Pour the mixture onto 2 lined roasting trays and bake in the oven for about 30 minutes. Stir a couple of times along the way so that the granola gets evenly and wonderfully tasty. Once golden, leave to cool and then store in an airtight container.

Try
-Adding a splash of rosewater or vanilla extract to the honey and butter mixture
-Stirring a good pinch of cinnamon or ginger into the oats for the last 5 minutes of baking.
-Throwing raisins, toasted sesame seeds, dried cherries, cranberries or barberries or  roasted coconut slices into the granola once it is ready.

The granola is delicious eaten with milk or yoghurt but a spoonful of fruit compote is the icing on the cake.

Rhubarb Compote

– to make a large jar
About 500 g of rhubarb chopped into large chunks
Juice of 1 orange
75 g light brown sugar (such as muscovado)

Put all the ingredients together in a pan and simmer gently for about 5 minutes until just soft.

Remove about a third of the rhubarb pieces and then blend the remaining rhubarb and juices to make a thick compote. Replace the rhubarb pieces, leave to cool and serve.

Try
-Replacing the orange and sugar with a couple of knobs or crystallized ginger and a few tablespoons of the syrup.
-Eating the compote with icecream, folding into a rhubarb fool or layering in a trifle.
-Making other fruit compotes with raspberries, plums, apples or whatever is in season.
-Freezing in old yoghurt pots for quick fix fruit smoothies when whizzed up with yoghurt.

Ideally, weather permitting, breakfast would be in the garden. There’s so much going on out there right now – hellebores, daffodils and some pretty rampant frogs.

I’d better add, just in case anyone thinks that I’m an ungrateful old bag, that I fully appreciated all last year’s efforts – crumbs, encrusted ovens and all. The best bit of the entire day was getting Imi’s  carefully drawn voucher for a 1000 hugs, to be used through the year.

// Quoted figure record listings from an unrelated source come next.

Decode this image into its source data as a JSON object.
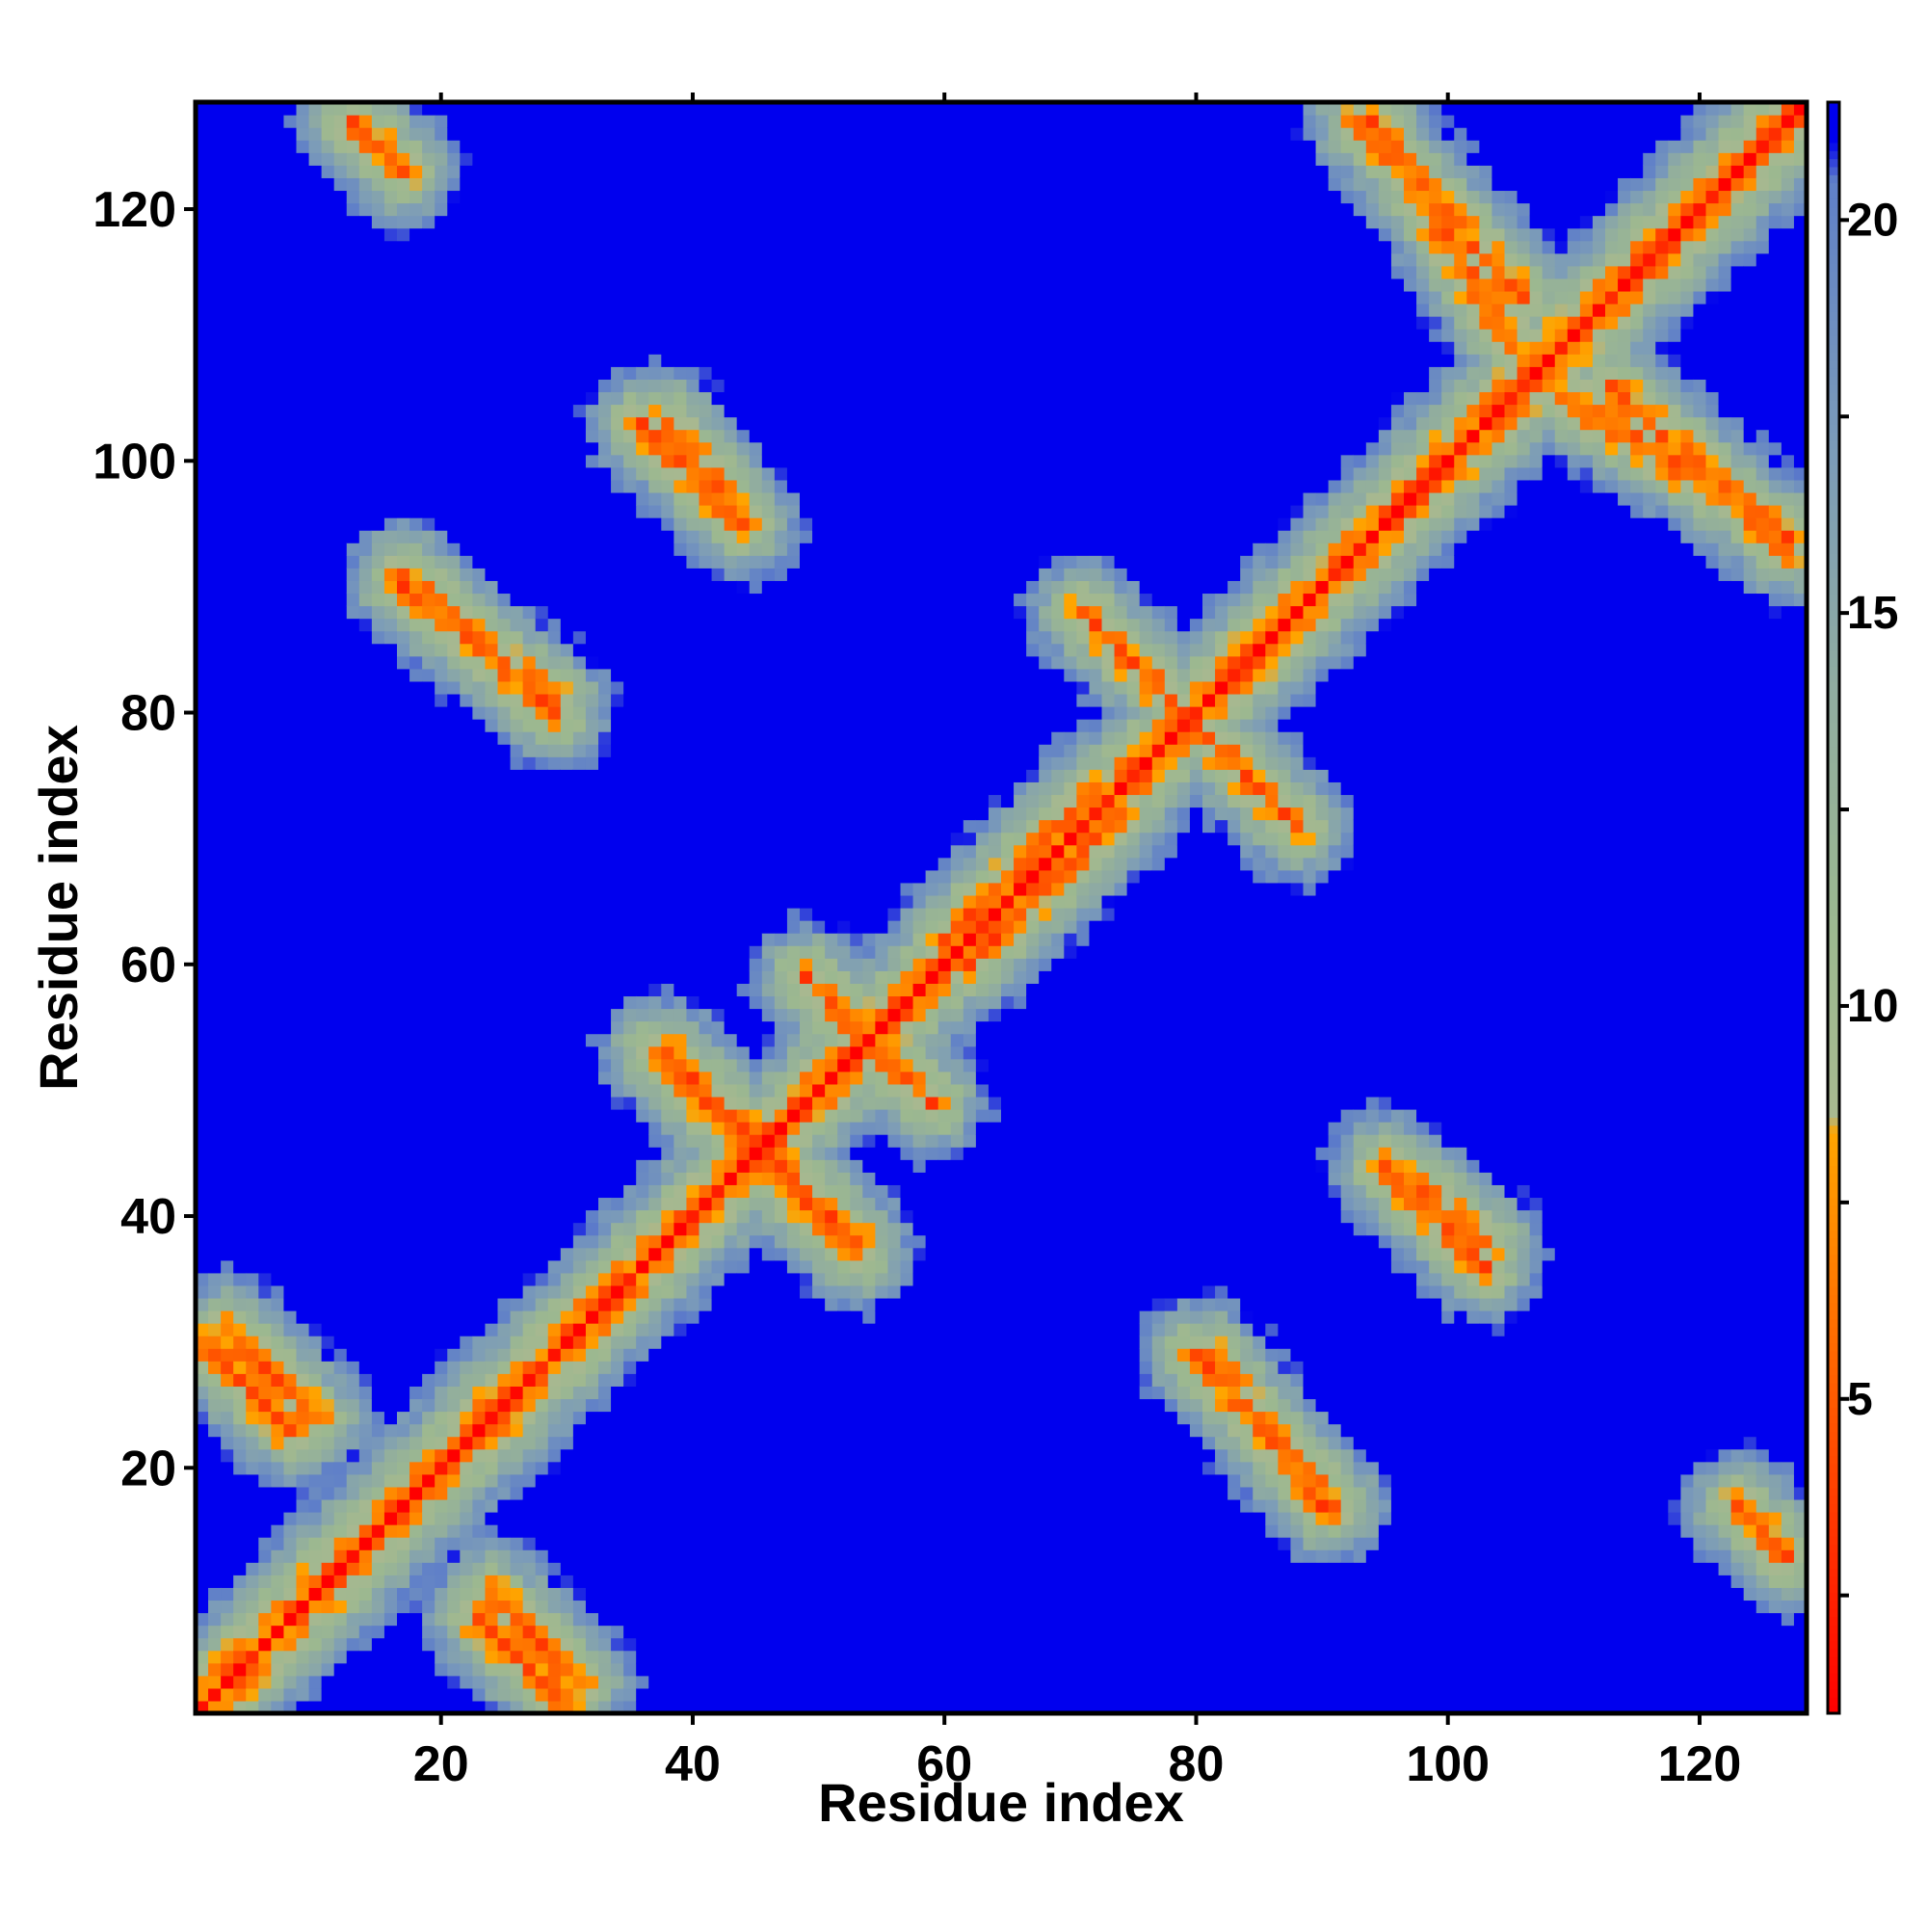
{
  "chart_data": {
    "type": "heatmap",
    "title": "",
    "xlabel": "Residue index",
    "ylabel": "Residue index",
    "n_residues": 128,
    "xlim": [
      0.5,
      128.5
    ],
    "ylim": [
      0.5,
      128.5
    ],
    "x_ticks": [
      20,
      40,
      60,
      80,
      100,
      120
    ],
    "y_ticks": [
      20,
      40,
      60,
      80,
      100,
      120
    ],
    "colorbar": {
      "range": [
        1,
        21.5
      ],
      "ticks": [
        5,
        10,
        15,
        20
      ],
      "minor_ticks": [
        2.5,
        7.5,
        12.5,
        17.5
      ],
      "placement": "right",
      "cutoff_value": 21,
      "stops": [
        {
          "value": 1,
          "color": "#ff0000"
        },
        {
          "value": 5,
          "color": "#ff5a00"
        },
        {
          "value": 8.4,
          "color": "#ffa500"
        },
        {
          "value": 8.6,
          "color": "#a8b890"
        },
        {
          "value": 11,
          "color": "#9cb890"
        },
        {
          "value": 14,
          "color": "#90aca0"
        },
        {
          "value": 17,
          "color": "#7c9cb8"
        },
        {
          "value": 20.5,
          "color": "#6080c8"
        },
        {
          "value": 21,
          "color": "#0000ee"
        }
      ]
    },
    "above_cutoff_color": "#0000ee",
    "grid": false,
    "legend": "colorbar right",
    "secondary_structure_contacts": [
      {
        "kind": "main_diagonal",
        "start": [
          1,
          1
        ],
        "end": [
          128,
          128
        ]
      },
      {
        "kind": "antiparallel",
        "start": [
          3,
          31
        ],
        "end": [
          10,
          24
        ]
      },
      {
        "kind": "antiparallel",
        "start": [
          23,
          8
        ],
        "end": [
          30,
          1
        ]
      },
      {
        "kind": "antiparallel",
        "start": [
          17,
          91
        ],
        "end": [
          29,
          80
        ]
      },
      {
        "kind": "antiparallel",
        "start": [
          38,
          103
        ],
        "end": [
          44,
          95
        ]
      },
      {
        "kind": "antiparallel",
        "start": [
          13,
          127
        ],
        "end": [
          17,
          123
        ]
      },
      {
        "kind": "antiparallel",
        "start": [
          37,
          53
        ],
        "end": [
          45,
          45
        ]
      },
      {
        "kind": "antiparallel",
        "start": [
          46,
          45
        ],
        "end": [
          53,
          38
        ]
      },
      {
        "kind": "antiparallel",
        "start": [
          49,
          59
        ],
        "end": [
          58,
          50
        ]
      },
      {
        "kind": "antiparallel",
        "start": [
          71,
          88
        ],
        "end": [
          79,
          80
        ]
      },
      {
        "kind": "antiparallel",
        "start": [
          80,
          79
        ],
        "end": [
          88,
          71
        ]
      },
      {
        "kind": "antiparallel",
        "start": [
          81,
          29
        ],
        "end": [
          90,
          17
        ]
      },
      {
        "kind": "antiparallel",
        "start": [
          95,
          44
        ],
        "end": [
          103,
          36
        ]
      },
      {
        "kind": "antiparallel",
        "start": [
          93,
          127
        ],
        "end": [
          106,
          113
        ]
      },
      {
        "kind": "antiparallel",
        "start": [
          108,
          106
        ],
        "end": [
          127,
          94
        ]
      },
      {
        "kind": "antiparallel",
        "start": [
          124,
          16
        ],
        "end": [
          127,
          13
        ]
      },
      {
        "kind": "helix_band",
        "start": [
          60,
          62
        ],
        "end": [
          72,
          74
        ]
      }
    ]
  }
}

And just a bit of history about Mothering Sunday

You’ll be pleased to hear that some indulgent eating has always been tied up with the traditional Christian Mothering Sunday celebrations that gave us today’s, often more secular, Mother’s Day. In the Downton Abbey era Mothering Sunday was the one and only day of the year that every servant had a holiday; the time to go home to their “mothering” church where they were baptised. It was the family get-together of the year and the story goes that everyone gathered wild flowers from the hedgerows for their mothers as they made their way home. Other classic names for the day are Mid-Lent Sunday or Refreshment Sunday as the church allowed us to break the Lenten fast with Simnel cakes and puddings. So, all in all a day of joy and very good excuse for a feast.